Seorang
gubernur pada zaman Khalifah Al-Mahdi, pada suatu hari mengumpulkan sejumlah
tetangganya dan menaburkan uang dinar dihadapan mereka. Semuanya saling
berebutan memunguti uang itu dengan suka cita. Kecuali seorang wanita kumal,
berkulit hitam dan berwajah jelek. Ia terlihat diam saja tidak bergerak, sambil
memandangi para tetangganya yang sebenarnya lebih kaya dari dirinya, tetapi
berbuat seolah-olah mereka orang-orang yang kekurangan harta.
Dengan
keheranan sang Gubernur bertanya, "Mengapa engkau tidak ikut memunguti
uang dinar itu seperti tetangga engkau?"
Janda
bermuka buruk itu menjawab, "Sebab yang mereka cari uang dinar sebagai
bekal dunia. Sedangkan yang saya butuhkan bukan dinar melainkan bekal
akhirat."
"Maksud
engkau?" tanya sang Gubernur mulai tertarik akan kepribadian perempuan
itu."
Maksud
saya, uang dunia sudah cukup. Yang masih saya perlukan adalah bekal akhirat,
yaitu shalat, puasa dan zikir. Sebab perjalanan di dunia amat pendek dibanding
dengan pengembaraan di akhirat yang panjang dan kekal."
Dengan
jawaban seperti itu, sang Gubernur merasa telah disindir tajam. Ia insaf,
dirinya selama ini hanya sibuk mengumpulkan harta benda dan melalaikan
kewajiban agamanya. Padahal kekayaannya melimpah ruah, tak kan habis dimakan
keluarganya sampai tujuh keturunan. Sedangkan umurnya sudah di atas setengah
abad, dan Malaikat Izrail sudah mengintainya.
Akhirnya
sang Gubernur jatuh cinta kepada perempuan lusuh yang berparas hanya lebih bagus
sedikit dari monyet itu. Kabar itu tersebar ke segenap pelosok negeri.
Orang-orang besar tak habis pikir, bagaimana seorang gubernur bisa menaruh hati
kepada perempuan jelata bertampang jelek itu.
Maka
pada suatu kesempatan, diundanglah mereka oleh Gubernur dalam sebuah pesta
mewah. Juga para tetangga, termasuk wanita yang membuat heboh tadi. Kepada
mereka diberikan gelas crystal yang bertahtakan permata, berisi cairan anggur
segar. Gubernur lantas memerintah agar mereka membanting gelas masing-masing.

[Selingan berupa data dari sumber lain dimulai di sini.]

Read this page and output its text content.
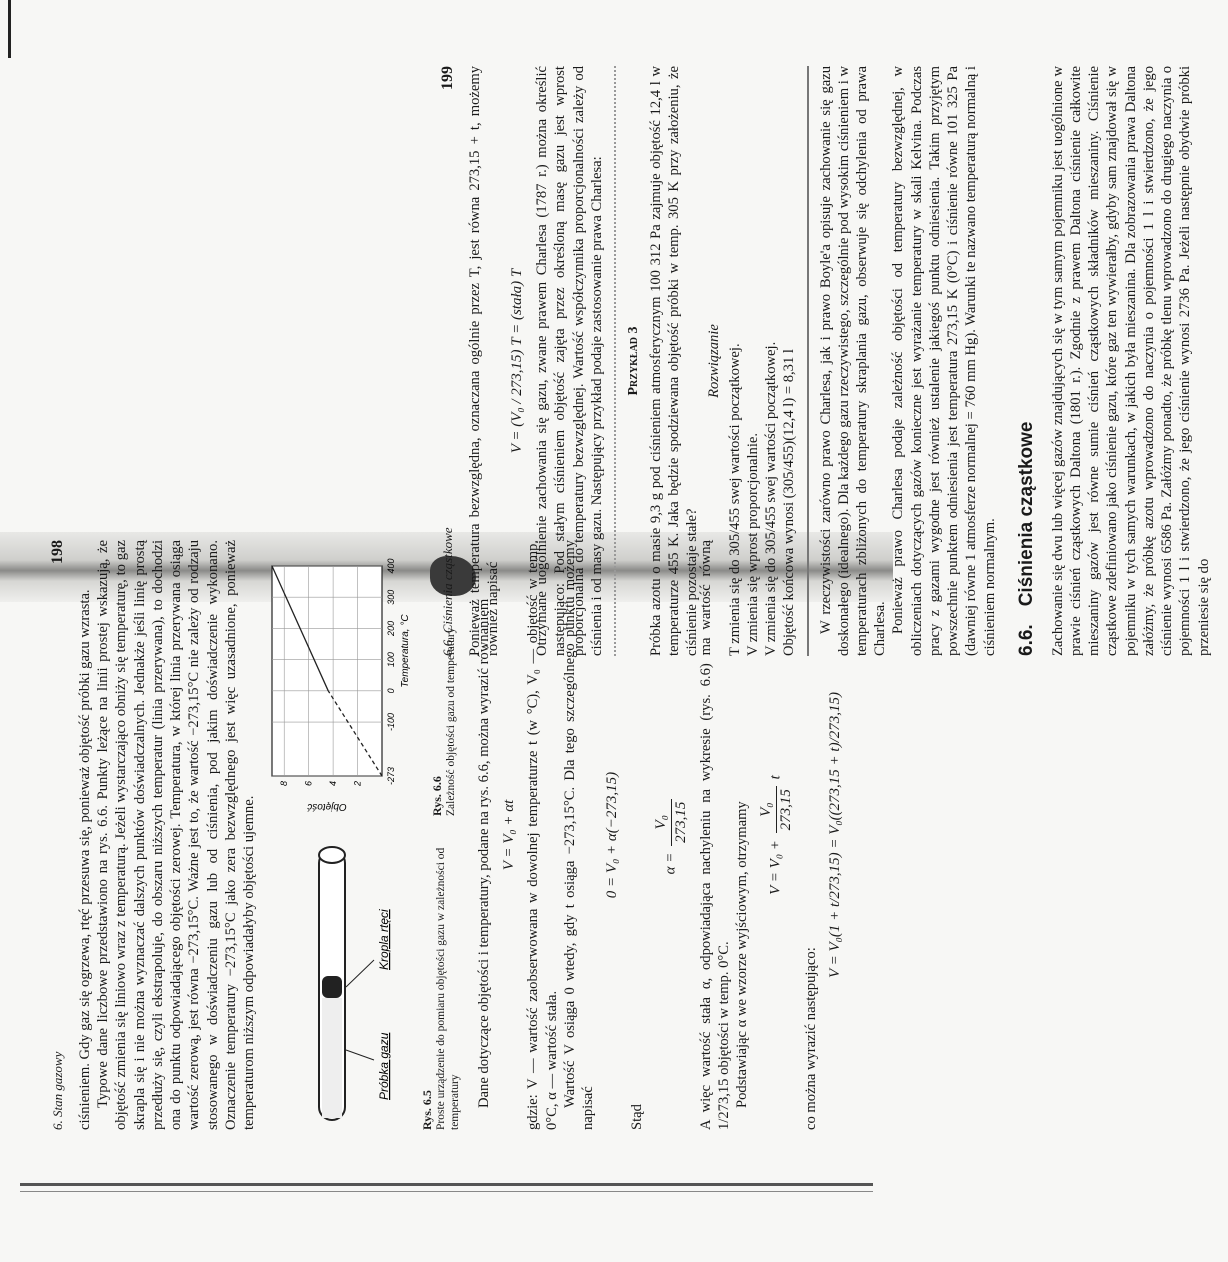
6. Stan gazowy
198

ciśnieniem. Gdy gaz się ogrzewa, rtęć przesuwa się, ponieważ objętość próbki gazu wzrasta. Typowe dane liczbowe przedstawiono na rys. 6.6. Punkty leżące na linii prostej wskazują, że objętość zmienia się liniowo wraz z temperaturą. Jeżeli wystarczająco obniży się temperaturę, to gaz skrapla się i nie można wyznaczać dalszych punktów doświadczalnych. Jednakże jeśli linię prostą przedłuży się, czyli ekstrapoluje, do obszaru niższych temperatur (linia przerywana), to dochodzi ona do punktu odpowiadającego objętości zerowej. Temperatura, w której linia przerywana osiąga wartość zerową, jest równa −273,15°C. Ważne jest to, że wartość −273,15°C nie zależy od rodzaju stosowanego w doświadczeniu gazu lub od ciśnienia, pod jakim doświadczenie wykonano. Oznaczenie temperatury −273,15°C jako zera bezwzględnego jest więc uzasadnione, ponieważ temperaturom niższym odpowiadałyby objętości ujemne.	Próbka gazu
Kropla rtęci
Rys. 6.5 Proste urządzenie do pomiaru objętości gazu w zależności od temperatury
-273
-100
0
100
200
300
400
2
4
6
8
Temperatura, °C
Objętość	Rys. 6.6 Zależność objętości gazu od temperatury Dane dotyczące objętości i temperatury, podane na rys. 6.6, można wyrazić równaniem V = V₀ + αt gdzie: V — wartość zaobserwowana w dowolnej temperaturze t (w °C), V₀ — objętość w temp. 0°C, α — wartość stała. Wartość V osiąga 0 wtedy, gdy t osiąga −273,15°C. Dla tego szczególnego punktu możemy napisać

0 = V₀ + α(−273,15)

Stąd

α =
V₀ 273,15 A więc wartość stała α, odpowiadająca nachyleniu na wykresie (rys. 6.6) ma wartość równą 1/273,15 objętości w temp. 0°C. Podstawiając α we wzorze wyjściowym, otrzymamy	V = V₀ +
V₀ 273,15
t

co można wyrazić następująco:

V = V₀(1 + t/273,15) = V₀((273,15 + t)/273,15)
6.6. Ciśnienia cząstkowe
199 Ponieważ temperatura bezwzględna, oznaczana ogólnie przez T, jest równa 273,15 + t, możemy również napisać

V = (V₀ / 273,15) T = (stała) T Otrzymane uogólnienie zachowania się gazu, zwane prawem Charlesa (1787 r.) można określić następująco: Pod stałym ciśnieniem objętość zajęta przez określoną masę gazu jest wprost proporcjonalna do temperatury bezwzględnej. Wartość współczynnika proporcjonalności zależy od ciśnienia i od masy gazu. Następujący przykład podaje zastosowanie prawa Charlesa: Przykład 3 Próbka azotu o masie 9,3 g pod ciśnieniem atmosferycznym 100 312 Pa zajmuje objętość 12,4 l w temperaturze 455 K. Jaka będzie spodziewana objętość próbki w temp. 305 K przy założeniu, że ciśnienie pozostaje stałe?

Rozwiązanie T zmienia się do 305/455 swej wartości początkowej. V zmienia się wprost proporcjonalnie. V zmienia się do 305/455 swej wartości początkowej. Objętość końcowa wynosi (305/455)(12,4 l) = 8,31 l W rzeczywistości zarówno prawo Charlesa, jak i prawo Boyle'a opisuje zachowanie się gazu doskonałego (idealnego). Dla każdego gazu rzeczywistego, szczególnie pod wysokim ciśnieniem i w temperaturach zbliżonych do temperatury skraplania gazu, obserwuje się odchylenia od prawa Charlesa. Ponieważ prawo Charlesa podaje zależność objętości od temperatury bezwzględnej, w obliczeniach dotyczących gazów konieczne jest wyrażanie temperatury w skali Kelvina. Podczas pracy z gazami wygodne jest również ustalenie jakiegoś punktu odniesienia. Takim przyjętym powszechnie punktem odniesienia jest temperatura 273,15 K (0°C) i ciśnienie równe 101 325 Pa (dawniej równe 1 atmosferze normalnej = 760 mm Hg). Warunki te nazwano temperaturą normalną i ciśnieniem normalnym. 6.6.
Ciśnienia cząstkowe Zachowanie się dwu lub więcej gazów znajdujących się w tym samym pojemniku jest uogólnione w prawie ciśnień cząstkowych Daltona (1801 r.). Zgodnie z prawem Daltona ciśnienie całkowite mieszaniny gazów jest równe sumie ciśnień cząstkowych składników mieszaniny. Ciśnienie cząstkowe zdefiniowano jako ciśnienie gazu, które gaz ten wywierałby, gdyby sam znajdował się w pojemniku w tych samych warunkach, w jakich była mieszanina. Dla zobrazowania prawa Daltona załóżmy, że próbkę azotu wprowadzono do naczynia o pojemności 1 l i stwierdzono, że jego ciśnienie wynosi 6586 Pa. Załóżmy ponadto, że próbkę tlenu wprowadzono do drugiego naczynia o pojemności 1 l i stwierdzono, że jego ciśnienie wynosi 2736 Pa. Jeżeli następnie obydwie próbki przeniesie się do
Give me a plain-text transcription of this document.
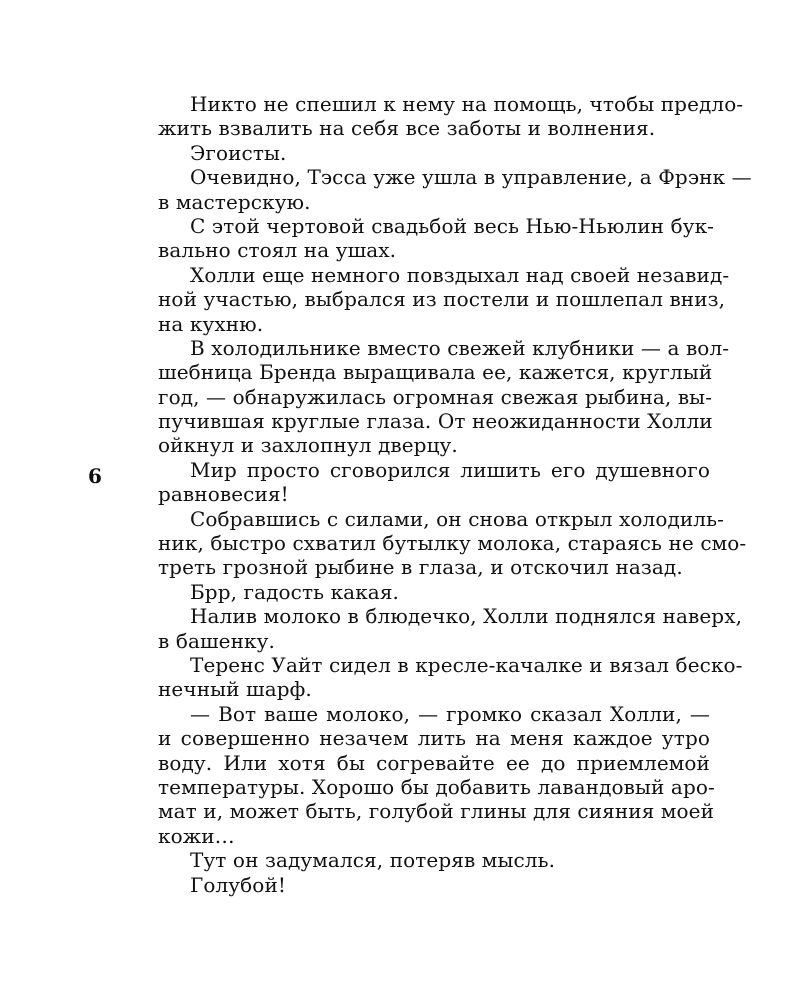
6
Никто не спешил к нему на помощь, чтобы предло-
жить взвалить на себя все заботы и волнения.
Эгоисты.
Очевидно, Тэсса уже ушла в управление, а Фрэнк —
в мастерскую.
С этой чертовой свадьбой весь Нью-Ньюлин бук-
вально стоял на ушах.
Холли еще немного повздыхал над своей незавид-
ной участью, выбрался из постели и пошлепал вниз,
на кухню.
В холодильнике вместо свежей клубники — а вол-
шебница Бренда выращивала ее, кажется, круглый
год, — обнаружилась огромная свежая рыбина, вы-
пучившая круглые глаза. От неожиданности Холли
ойкнул и захлопнул дверцу.
Мир просто сговорился лишить его душевного
равновесия!
Собравшись с силами, он снова открыл холодиль-
ник, быстро схватил бутылку молока, стараясь не смо-
треть грозной рыбине в глаза, и отскочил назад.
Брр, гадость какая.
Налив молоко в блюдечко, Холли поднялся наверх,
в башенку.
Теренс Уайт сидел в кресле-качалке и вязал беско-
нечный шарф.
— Вот ваше молоко, — громко сказал Холли, —
и совершенно незачем лить на меня каждое утро
воду. Или хотя бы согревайте ее до приемлемой
температуры. Хорошо бы добавить лавандовый аро-
мат и, может быть, голубой глины для сияния моей
кожи…
Тут он задумался, потеряв мысль.
Голубой!
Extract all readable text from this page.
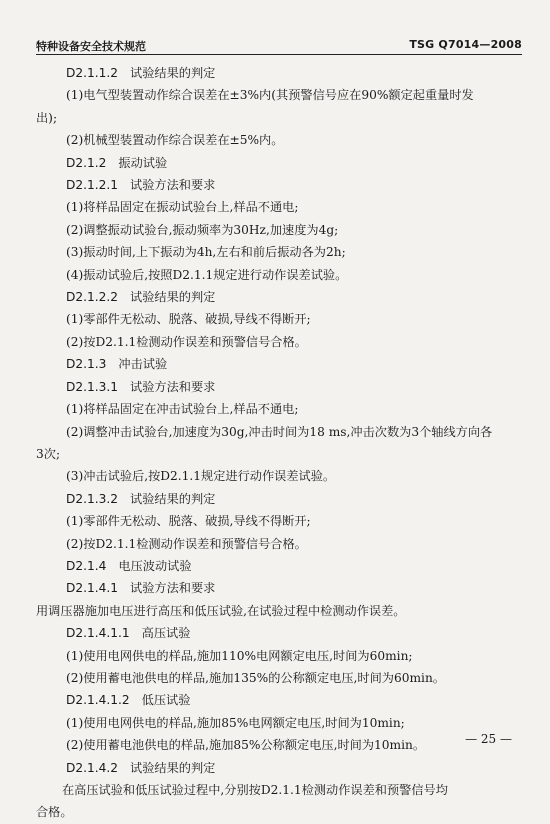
特种设备安全技术规范	TSG Q7014—2008
D2.1.1.2 试验结果的判定
(1)电气型装置动作综合误差在±3%内(其预警信号应在90%额定起重量时发
出);
(2)机械型装置动作综合误差在±5%内。
D2.1.2 振动试验
D2.1.2.1 试验方法和要求
(1)将样品固定在振动试验台上,样品不通电;
(2)调整振动试验台,振动频率为30Hz,加速度为4g;
(3)振动时间,上下振动为4h,左右和前后振动各为2h;
(4)振动试验后,按照D2.1.1规定进行动作误差试验。
D2.1.2.2 试验结果的判定
(1)零部件无松动、脱落、破损,导线不得断开;
(2)按D2.1.1检测动作误差和预警信号合格。
D2.1.3 冲击试验
D2.1.3.1 试验方法和要求
(1)将样品固定在冲击试验台上,样品不通电;
(2)调整冲击试验台,加速度为30g,冲击时间为18 ms,冲击次数为3个轴线方向各
3次;
(3)冲击试验后,按D2.1.1规定进行动作误差试验。
D2.1.3.2 试验结果的判定
(1)零部件无松动、脱落、破损,导线不得断开;
(2)按D2.1.1检测动作误差和预警信号合格。
D2.1.4 电压波动试验
D2.1.4.1 试验方法和要求
用调压器施加电压进行高压和低压试验,在试验过程中检测动作误差。
D2.1.4.1.1 高压试验
(1)使用电网供电的样品,施加110%电网额定电压,时间为60min;
(2)使用蓄电池供电的样品,施加135%的公称额定电压,时间为60min。
D2.1.4.1.2 低压试验
(1)使用电网供电的样品,施加85%电网额定电压,时间为10min;
(2)使用蓄电池供电的样品,施加85%公称额定电压,时间为10min。
D2.1.4.2 试验结果的判定
在高压试验和低压试验过程中,分别按D2.1.1检测动作误差和预警信号均
合格。
— 25 —
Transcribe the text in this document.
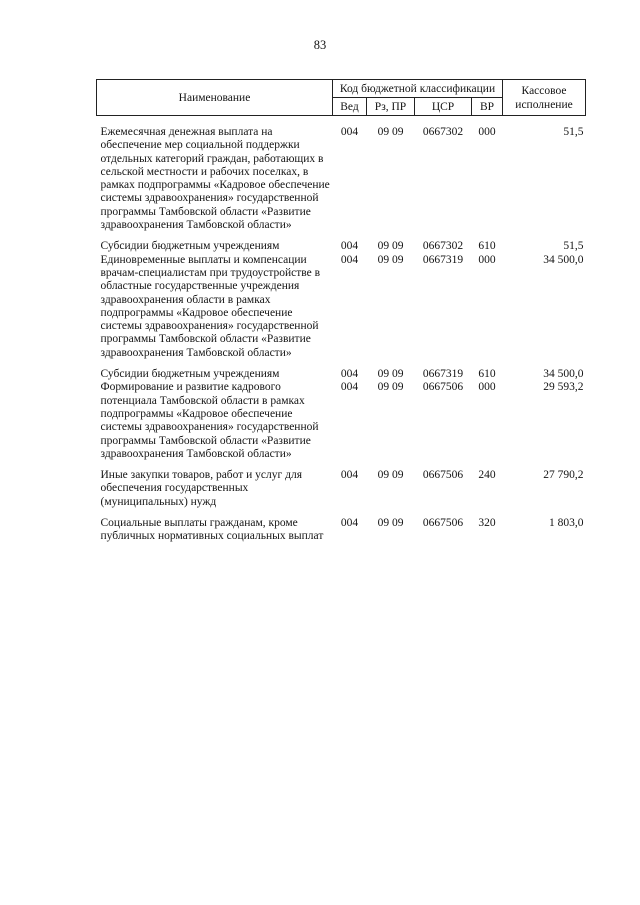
83
Наименование	Код бюджетной классификации				Кассовое
исполнение

	Вед	Рз, ПР	ЦСР	ВР	

Ежемесячная денежная выплата на обеспечение мер социальной поддержки отдельных категорий граждан, работающих в сельской местности и рабочих поселках, в рамках подпрограммы «Кадровое обеспечение системы здравоохранения» государственной программы Тамбовской области «Развитие здравоохранения Тамбовской области»	004	09 09	0667302	000	51,5
Субсидии бюджетным учреждениям	004	09 09	0667302	610	51,5
Единовременные выплаты и компенсации врачам-специалистам при трудоустройстве в областные государственные учреждения здравоохранения области в рамках подпрограммы «Кадровое обеспечение системы здравоохранения» государственной программы Тамбовской области «Развитие здравоохранения Тамбовской области»	004	09 09	0667319	000	34 500,0
Субсидии бюджетным учреждениям	004	09 09	0667319	610	34 500,0
Формирование и развитие кадрового потенциала Тамбовской области в рамках подпрограммы «Кадровое обеспечение системы здравоохранения» государственной программы Тамбовской области «Развитие здравоохранения Тамбовской области»	004	09 09	0667506	000	29 593,2
Иные закупки товаров, работ и услуг для обеспечения государственных (муниципальных) нужд	004	09 09	0667506	240	27 790,2
Социальные выплаты гражданам, кроме публичных нормативных социальных выплат	004	09 09	0667506	320	1 803,0
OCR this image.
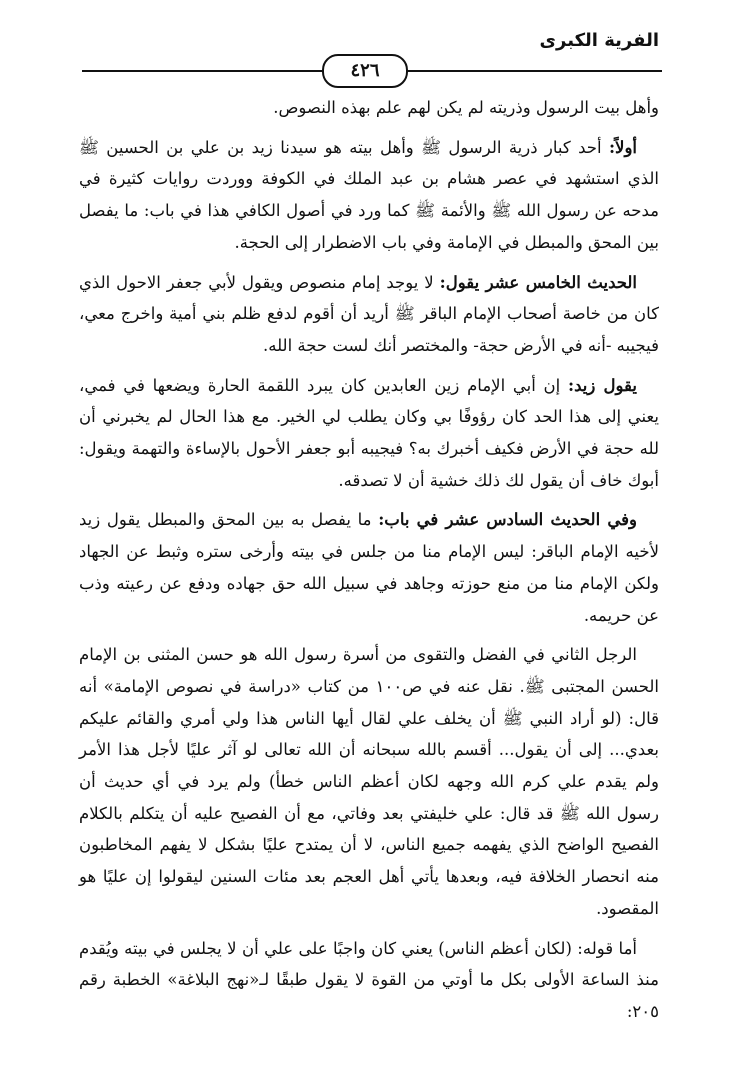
الفرية الكبرى
٤٢٦

وأهل بيت الرسول وذريته لم يكن لهم علم بهذه النصوص.

أولاً: أحد كبار ذرية الرسول ﷺ وأهل بيته هو سيدنا زيد بن علي بن الحسين ﷺ الذي استشهد في عصر هشام بن عبد الملك في الكوفة ووردت روايات كثيرة في مدحه عن رسول الله ﷺ والأئمة ﷺ كما ورد في أصول الكافي هذا في باب: ما يفصل بين المحق والمبطل في الإمامة وفي باب الاضطرار إلى الحجة.

الحديث الخامس عشر يقول: لا يوجد إمام منصوص ويقول لأبي جعفر الاحول الذي كان من خاصة أصحاب الإمام الباقر ﷺ أريد أن أقوم لدفع ظلم بني أمية واخرج معي، فيجيبه -أنه في الأرض حجة- والمختصر أنك لست حجة الله.

يقول زيد: إن أبي الإمام زين العابدين كان يبرد اللقمة الحارة ويضعها في فمي، يعني إلى هذا الحد كان رؤوفًا بي وكان يطلب لي الخير. مع هذا الحال لم يخبرني أن لله حجة في الأرض فكيف أخبرك به؟ فيجيبه أبو جعفر الأحول بالإساءة والتهمة ويقول: أبوك خاف أن يقول لك ذلك خشية أن لا تصدقه.

وفي الحديث السادس عشر في باب: ما يفصل به بين المحق والمبطل يقول زيد لأخيه الإمام الباقر: ليس الإمام منا من جلس في بيته وأرخى ستره وثبط عن الجهاد ولكن الإمام منا من منع حوزته وجاهد في سبيل الله حق جهاده ودفع عن رعيته وذب عن حريمه.

الرجل الثاني في الفضل والتقوى من أسرة رسول الله هو حسن المثنى بن الإمام الحسن المجتبى ﷺ. نقل عنه في ص١٠٠ من كتاب «دراسة في نصوص الإمامة» أنه قال: (لو أراد النبي ﷺ أن يخلف علي لقال أيها الناس هذا ولي أمري والقائم عليكم بعدي... إلى أن يقول... أقسم بالله سبحانه أن الله تعالى لو آثر عليًا لأجل هذا الأمر ولم يقدم علي كرم الله وجهه لكان أعظم الناس خطأ) ولم يرد في أي حديث أن رسول الله ﷺ قد قال: علي خليفتي بعد وفاتي، مع أن الفصيح عليه أن يتكلم بالكلام الفصيح الواضح الذي يفهمه جميع الناس، لا أن يمتدح عليًا بشكل لا يفهم المخاطبون منه انحصار الخلافة فيه، وبعدها يأتي أهل العجم بعد مئات السنين ليقولوا إن عليًا هو المقصود.

أما قوله: (لكان أعظم الناس) يعني كان واجبًا على علي أن لا يجلس في بيته ويُقدم منذ الساعة الأولى بكل ما أوتي من القوة لا يقول طبقًا لـ«نهج البلاغة» الخطبة رقم ٢٠٥:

Semuanya terbengong dan tidak ada yang mau menuruti perintah itu. Namun,
tiba-tiba terdengar bunyi berdenting, pertanda ada orang gila yg melaksanakan
perintah itu. Itulah si perempuan berwajah buruk. Di kakinya pecahan gelas
berhamburan sampai semua orang tampak terkejut dan keheranan. Gubernur lalu
bertanya, "Mengapa kau banting gelas itu?"
Tanpa
takut wanita itu menjawab, "Ada beberapa sebab. Pertama, dengan memecahkan
gelas ini berarti berkurang kekayaan Tuan. Tetapi, menurut saya hal itu lebih
baik dari pada wibawa Tuan berkurang lantaran perintah Tuan tidak
dipatuhi."
Gubernur
terkesima. Para tamunya juga kagum akan jawaban yang masuk akal itu.
Sebab
lainnya?" tanya Gubernur. Wanita itu menjawab, "Kedua, saya hanya
menaati perintah Allah. Sebab di dalam Alquran, Allah memerintahkan agar kita
mematuhi Allah, Utusan-Nya, dan para penguasa. Sedangkan Tuan adalah penguasa,
atau ulil amri, maka dengan segala resikonya saya laksanakan perintah
Tuan."
Gubernur
kian takjub. Demikian pula paran tamunya. "Masih ada sebab lain?"
Perempuan
itu mengangguk dan berkata, "Ketiga, dengan saya memecahkan gelas itu,
orang-orang akan menganggap saya gila. Namun, hal itu lebih baik buat saya.
Biarlah saya dicap gila daripada tidak melakukan perintah Gubernurnya, yang
berarti saya sudah berbuat durhaka. Tuduhan saya gila, akan saya terima dengan
lapang dada daripada saya dituduh durhaka kepada penguasa saya. Itu lebih berat
buat saya. "Maka ketika kemudian Gubernur yang kematian istri itu melamar
lalu menikahi perempuan bertampang jelek dan hitam legam itu, semua yang
mendengar bahkan berbalik sangat gembira karena Gubernur memperoleh jodoh
seorang wanita yang tidak saja taat kepada suami, tetapi juga taat kepada
gubernurnya, kepada Nabinya, dan kepada Tuhannya.